突撃してきた俺を見て慌てて投影されたディスプレイを弄り始める解放同盟エルシア支部長。

ここでこの男を殴り抜いて無力化するのもいいが、まず優先されるのはこっち(・・・)だ。


デミドラゴンがゆっくりと振り向き、飛び掛かりながらその鈍重な短い腕を振り回す。

薙ぎ払った箇所は爆発が発生するおまけ付きだが、今さらこんなものに当たるわけがない。

たとえ竜に連なる存在と言えど、誰かの意思に従わなければならない生き物はこうも弱い。


風霧かざきり


『はい、教官』


自然であれば、野生であればこんな隙を晒す生き物ではないだろう。

デミドラゴン(こいつ)が俺に釘付けになっているのはひとえに操る者のせいだ。

本来ならばもっと合理的に動けるだろうに。

だからこそ付け入る隙が生まれる。


「さあて、羽根からもぐか」


範囲爆撃による城塞はもはや崩れ、至高に近いとされる『金』の狩人たる者の接近を許してしまう。
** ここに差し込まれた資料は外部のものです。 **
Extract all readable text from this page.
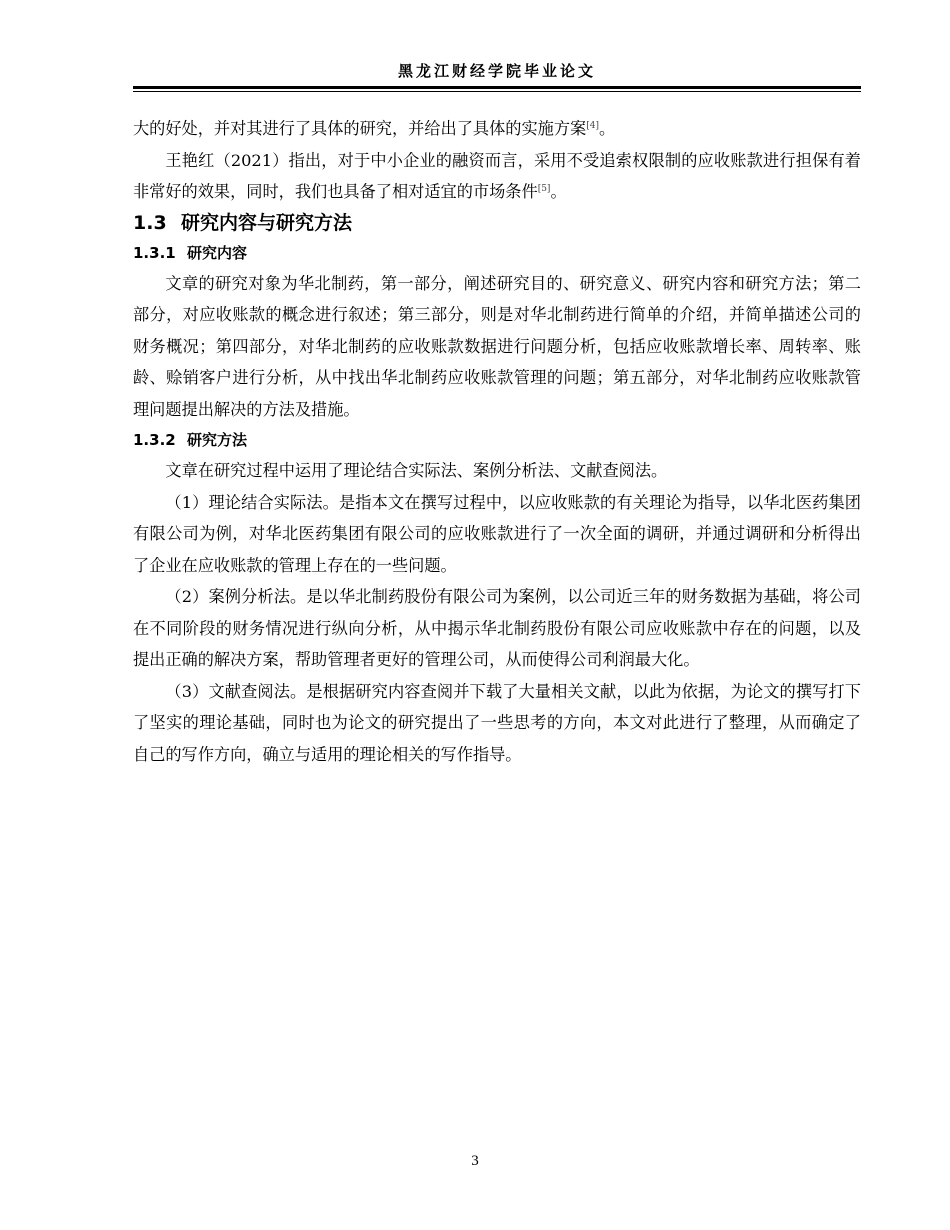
黑龙江财经学院毕业论文

大的好处，并对其进行了具体的研究，并给出了具体的实施方案[4]。

王艳红（2021）指出，对于中小企业的融资而言，采用不受追索权限制的应收账款进行担保有着非常好的效果，同时，我们也具备了相对适宜的市场条件[5]。

1.3 研究内容与研究方法
1.3.1 研究内容

文章的研究对象为华北制药，第一部分，阐述研究目的、研究意义、研究内容和研究方法；第二部分，对应收账款的概念进行叙述；第三部分，则是对华北制药进行简单的介绍，并简单描述公司的财务概况；第四部分，对华北制药的应收账款数据进行问题分析，包括应收账款增长率、周转率、账龄、赊销客户进行分析，从中找出华北制药应收账款管理的问题；第五部分，对华北制药应收账款管理问题提出解决的方法及措施。

1.3.2 研究方法

文章在研究过程中运用了理论结合实际法、案例分析法、文献查阅法。

（1）理论结合实际法。是指本文在撰写过程中，以应收账款的有关理论为指导，以华北医药集团有限公司为例，对华北医药集团有限公司的应收账款进行了一次全面的调研，并通过调研和分析得出了企业在应收账款的管理上存在的一些问题。

（2）案例分析法。是以华北制药股份有限公司为案例，以公司近三年的财务数据为基础，将公司在不同阶段的财务情况进行纵向分析，从中揭示华北制药股份有限公司应收账款中存在的问题，以及提出正确的解决方案，帮助管理者更好的管理公司，从而使得公司利润最大化。

（3）文献查阅法。是根据研究内容查阅并下载了大量相关文献，以此为依据，为论文的撰写打下了坚实的理论基础，同时也为论文的研究提出了一些思考的方向，本文对此进行了整理，从而确定了自己的写作方向，确立与适用的理论相关的写作指导。

3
倉識教官が大剣を振るえば、元からボロボロだった右翼が根元から断たれる。

そのえぐれた箇所をセラが正確に魔法で撃ち抜けば、デミドラゴンは悶絶するように身震いする。


「───ggaaaa──aa─!!!!」


「痛いか。悪いな」


人類の大敵である竜相手に特別な感情など抱ける筈もないが、こうも人間に利用され貶められる姿を見れば少なくとも早く解き放ってやらねばという気持ちになる。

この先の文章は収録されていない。